PREDICTION OF WIND SPEEDS BASED ON DIGITAL ELEVATION MODELS USING BOOSTED REGRESSION TREES

P. Fischer1, C. Etienne2, J. Tian1, and T. Krauß1 P. Fischer et al.
  • 1Remote Sensing Technology Institute, German Aerospace Center (DLR), Münchener Str. 20, 82234 Wessling, Germany
  • 2Secquaero Advisors Ltd., 8001 Z¨urich, Switzerland

Keywords: Digital Elevation Model, Wind Speed, Non-Parametric Regression

Abstract. In this paper a new approach is presented to predict maximum wind speeds using Gradient Boosted Regression Trees (GBRT). GBRT are a non-parametric regression technique used in various applications, suitable to make predictions without having an in-depth a-priori knowledge about the functional dependancies between the predictors and the response variables.
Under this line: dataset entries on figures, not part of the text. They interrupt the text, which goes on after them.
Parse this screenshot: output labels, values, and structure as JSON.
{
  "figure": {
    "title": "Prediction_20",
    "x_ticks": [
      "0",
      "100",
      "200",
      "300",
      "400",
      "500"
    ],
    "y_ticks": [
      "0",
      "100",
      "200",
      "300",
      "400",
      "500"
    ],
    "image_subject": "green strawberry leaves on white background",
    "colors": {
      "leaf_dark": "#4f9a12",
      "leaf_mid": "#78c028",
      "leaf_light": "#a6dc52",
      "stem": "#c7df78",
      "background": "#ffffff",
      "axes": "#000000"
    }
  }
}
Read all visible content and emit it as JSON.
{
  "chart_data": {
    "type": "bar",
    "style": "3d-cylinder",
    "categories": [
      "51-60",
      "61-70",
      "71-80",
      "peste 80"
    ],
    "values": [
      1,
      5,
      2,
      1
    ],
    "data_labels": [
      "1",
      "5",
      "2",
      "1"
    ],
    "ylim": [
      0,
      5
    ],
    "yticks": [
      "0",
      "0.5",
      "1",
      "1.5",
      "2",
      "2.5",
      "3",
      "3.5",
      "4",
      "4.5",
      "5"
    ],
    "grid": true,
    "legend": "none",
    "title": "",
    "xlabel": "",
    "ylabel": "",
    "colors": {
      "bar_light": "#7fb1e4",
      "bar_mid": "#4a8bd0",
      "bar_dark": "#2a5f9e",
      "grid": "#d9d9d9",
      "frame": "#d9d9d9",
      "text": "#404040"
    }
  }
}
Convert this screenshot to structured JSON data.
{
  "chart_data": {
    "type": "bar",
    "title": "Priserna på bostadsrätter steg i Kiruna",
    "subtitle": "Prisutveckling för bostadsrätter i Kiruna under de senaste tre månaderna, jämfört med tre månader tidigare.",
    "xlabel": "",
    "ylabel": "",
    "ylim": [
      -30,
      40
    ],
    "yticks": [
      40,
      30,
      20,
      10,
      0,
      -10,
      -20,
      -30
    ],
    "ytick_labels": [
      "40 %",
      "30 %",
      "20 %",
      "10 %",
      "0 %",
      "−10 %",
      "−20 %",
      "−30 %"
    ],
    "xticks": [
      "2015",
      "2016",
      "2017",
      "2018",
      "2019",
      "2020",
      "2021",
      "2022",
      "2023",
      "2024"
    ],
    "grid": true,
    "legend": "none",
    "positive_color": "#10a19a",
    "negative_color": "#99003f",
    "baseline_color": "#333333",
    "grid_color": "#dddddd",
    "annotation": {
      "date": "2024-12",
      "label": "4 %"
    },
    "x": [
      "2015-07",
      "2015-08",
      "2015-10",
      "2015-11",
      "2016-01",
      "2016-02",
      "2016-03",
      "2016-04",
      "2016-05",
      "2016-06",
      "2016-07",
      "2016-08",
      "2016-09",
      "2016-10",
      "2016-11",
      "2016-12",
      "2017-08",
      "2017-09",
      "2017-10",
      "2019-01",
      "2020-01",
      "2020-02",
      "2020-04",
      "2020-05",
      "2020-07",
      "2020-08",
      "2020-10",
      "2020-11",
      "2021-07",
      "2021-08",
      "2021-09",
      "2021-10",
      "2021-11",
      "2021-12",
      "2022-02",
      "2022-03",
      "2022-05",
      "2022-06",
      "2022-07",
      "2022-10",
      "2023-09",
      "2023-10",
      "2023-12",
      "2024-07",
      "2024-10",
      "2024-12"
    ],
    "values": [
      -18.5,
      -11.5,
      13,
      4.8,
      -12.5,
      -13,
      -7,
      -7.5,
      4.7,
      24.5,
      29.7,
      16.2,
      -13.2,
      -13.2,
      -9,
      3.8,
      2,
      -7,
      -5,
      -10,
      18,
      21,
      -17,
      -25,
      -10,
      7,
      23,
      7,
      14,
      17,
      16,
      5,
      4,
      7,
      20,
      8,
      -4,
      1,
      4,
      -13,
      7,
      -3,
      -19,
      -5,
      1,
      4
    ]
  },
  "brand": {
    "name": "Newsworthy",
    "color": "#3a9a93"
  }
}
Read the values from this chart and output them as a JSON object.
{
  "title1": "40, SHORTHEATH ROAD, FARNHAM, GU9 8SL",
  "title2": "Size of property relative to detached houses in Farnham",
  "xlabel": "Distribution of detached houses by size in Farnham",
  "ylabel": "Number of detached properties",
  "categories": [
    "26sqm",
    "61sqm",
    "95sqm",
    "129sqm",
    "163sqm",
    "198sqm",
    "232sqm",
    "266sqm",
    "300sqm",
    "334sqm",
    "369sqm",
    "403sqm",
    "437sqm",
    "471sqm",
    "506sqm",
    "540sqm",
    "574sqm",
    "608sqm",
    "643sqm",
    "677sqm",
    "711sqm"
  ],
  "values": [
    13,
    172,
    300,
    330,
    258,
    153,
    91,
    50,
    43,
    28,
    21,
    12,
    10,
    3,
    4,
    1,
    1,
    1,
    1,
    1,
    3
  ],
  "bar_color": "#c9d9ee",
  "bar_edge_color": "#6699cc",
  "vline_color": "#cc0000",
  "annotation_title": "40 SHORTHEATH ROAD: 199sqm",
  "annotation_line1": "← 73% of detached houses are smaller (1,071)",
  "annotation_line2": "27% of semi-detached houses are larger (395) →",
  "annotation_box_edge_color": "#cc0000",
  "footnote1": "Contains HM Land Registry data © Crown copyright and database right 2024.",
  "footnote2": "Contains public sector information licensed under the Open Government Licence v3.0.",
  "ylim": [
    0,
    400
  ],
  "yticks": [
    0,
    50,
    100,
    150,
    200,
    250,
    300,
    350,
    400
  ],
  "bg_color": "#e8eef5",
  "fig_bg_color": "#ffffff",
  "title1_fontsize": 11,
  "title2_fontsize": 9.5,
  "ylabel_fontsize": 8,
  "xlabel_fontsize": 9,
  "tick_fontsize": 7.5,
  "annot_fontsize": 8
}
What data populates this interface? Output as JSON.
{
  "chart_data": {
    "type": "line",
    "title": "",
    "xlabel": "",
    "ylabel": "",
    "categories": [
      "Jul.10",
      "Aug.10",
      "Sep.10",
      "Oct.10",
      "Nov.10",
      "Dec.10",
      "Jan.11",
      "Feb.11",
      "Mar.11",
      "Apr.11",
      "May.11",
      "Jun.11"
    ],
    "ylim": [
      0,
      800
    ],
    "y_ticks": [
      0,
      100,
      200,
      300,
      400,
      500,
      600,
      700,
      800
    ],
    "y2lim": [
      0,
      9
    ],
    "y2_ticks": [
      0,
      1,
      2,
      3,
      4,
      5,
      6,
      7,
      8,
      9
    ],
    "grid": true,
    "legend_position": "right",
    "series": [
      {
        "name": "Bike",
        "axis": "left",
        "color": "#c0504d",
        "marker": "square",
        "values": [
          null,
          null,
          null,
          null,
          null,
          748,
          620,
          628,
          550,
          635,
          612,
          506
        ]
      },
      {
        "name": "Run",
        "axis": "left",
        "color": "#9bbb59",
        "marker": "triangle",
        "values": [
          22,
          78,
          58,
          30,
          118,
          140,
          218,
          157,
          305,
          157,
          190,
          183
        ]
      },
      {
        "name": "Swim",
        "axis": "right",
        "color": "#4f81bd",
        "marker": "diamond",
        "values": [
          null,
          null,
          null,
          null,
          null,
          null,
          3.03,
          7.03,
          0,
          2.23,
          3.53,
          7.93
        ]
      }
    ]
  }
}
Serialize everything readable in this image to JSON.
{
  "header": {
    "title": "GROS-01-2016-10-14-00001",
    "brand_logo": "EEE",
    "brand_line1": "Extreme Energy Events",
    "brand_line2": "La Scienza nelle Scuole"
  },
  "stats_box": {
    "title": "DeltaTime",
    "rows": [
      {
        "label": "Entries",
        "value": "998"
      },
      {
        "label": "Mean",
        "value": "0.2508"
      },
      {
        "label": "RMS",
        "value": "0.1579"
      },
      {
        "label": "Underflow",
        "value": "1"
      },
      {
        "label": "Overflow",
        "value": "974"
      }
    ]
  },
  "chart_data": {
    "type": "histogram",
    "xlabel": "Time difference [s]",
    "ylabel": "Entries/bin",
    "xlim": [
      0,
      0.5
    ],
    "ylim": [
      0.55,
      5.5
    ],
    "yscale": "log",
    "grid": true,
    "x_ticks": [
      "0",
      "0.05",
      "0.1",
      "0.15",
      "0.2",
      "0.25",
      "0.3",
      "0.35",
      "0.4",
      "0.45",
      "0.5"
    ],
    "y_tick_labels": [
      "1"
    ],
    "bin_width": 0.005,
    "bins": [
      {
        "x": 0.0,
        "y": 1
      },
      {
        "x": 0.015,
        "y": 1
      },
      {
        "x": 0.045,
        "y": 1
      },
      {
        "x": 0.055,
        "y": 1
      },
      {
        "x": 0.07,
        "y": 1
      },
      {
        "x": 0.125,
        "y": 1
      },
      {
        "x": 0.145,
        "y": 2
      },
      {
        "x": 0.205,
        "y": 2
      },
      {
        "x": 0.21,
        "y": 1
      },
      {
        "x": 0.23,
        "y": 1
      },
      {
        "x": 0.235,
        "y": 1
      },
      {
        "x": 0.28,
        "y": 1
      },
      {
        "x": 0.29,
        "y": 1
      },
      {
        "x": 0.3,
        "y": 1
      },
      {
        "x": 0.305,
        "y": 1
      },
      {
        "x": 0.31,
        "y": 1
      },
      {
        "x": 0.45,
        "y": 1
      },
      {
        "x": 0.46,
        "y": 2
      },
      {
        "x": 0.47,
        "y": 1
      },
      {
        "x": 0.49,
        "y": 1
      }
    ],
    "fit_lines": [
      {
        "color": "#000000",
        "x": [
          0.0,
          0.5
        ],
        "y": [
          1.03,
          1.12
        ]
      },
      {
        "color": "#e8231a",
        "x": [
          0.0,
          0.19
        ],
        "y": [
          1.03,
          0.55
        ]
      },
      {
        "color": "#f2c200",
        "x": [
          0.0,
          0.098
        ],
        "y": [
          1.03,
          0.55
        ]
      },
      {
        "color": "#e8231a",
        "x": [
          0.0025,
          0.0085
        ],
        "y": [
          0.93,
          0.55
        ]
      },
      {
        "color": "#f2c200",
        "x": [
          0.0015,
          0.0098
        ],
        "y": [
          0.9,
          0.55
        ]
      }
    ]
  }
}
Our aim is to predict maximum wind speeds based on predictors, which are derived from a digital elevation model (DEM). The predictors describe the orography of the Area-of-Interest (AoI) by various means like first and second order derivatives of the DEM, but also higher sophisticated classifications describing exposure and shelterness of the terrain to wind flux. In order to take the different scales into account which probably influence the streams and turbulences of wind flow over complex terrain, the predictors are computed on different spatial resolutions ranging from 30 m up to 2000 m. The geographic area used for examination of the approach is Switzerland, a mountainious region in the heart of europe, dominated by the alps, but also covering large valleys. The full workflow is described in this paper, which consists of data preparation using image processing techniques, model training using a state-of-the-art machine learning algorithm, in-depth analysis of the trained model, validation of the model and application of the model to generate a wind speed map.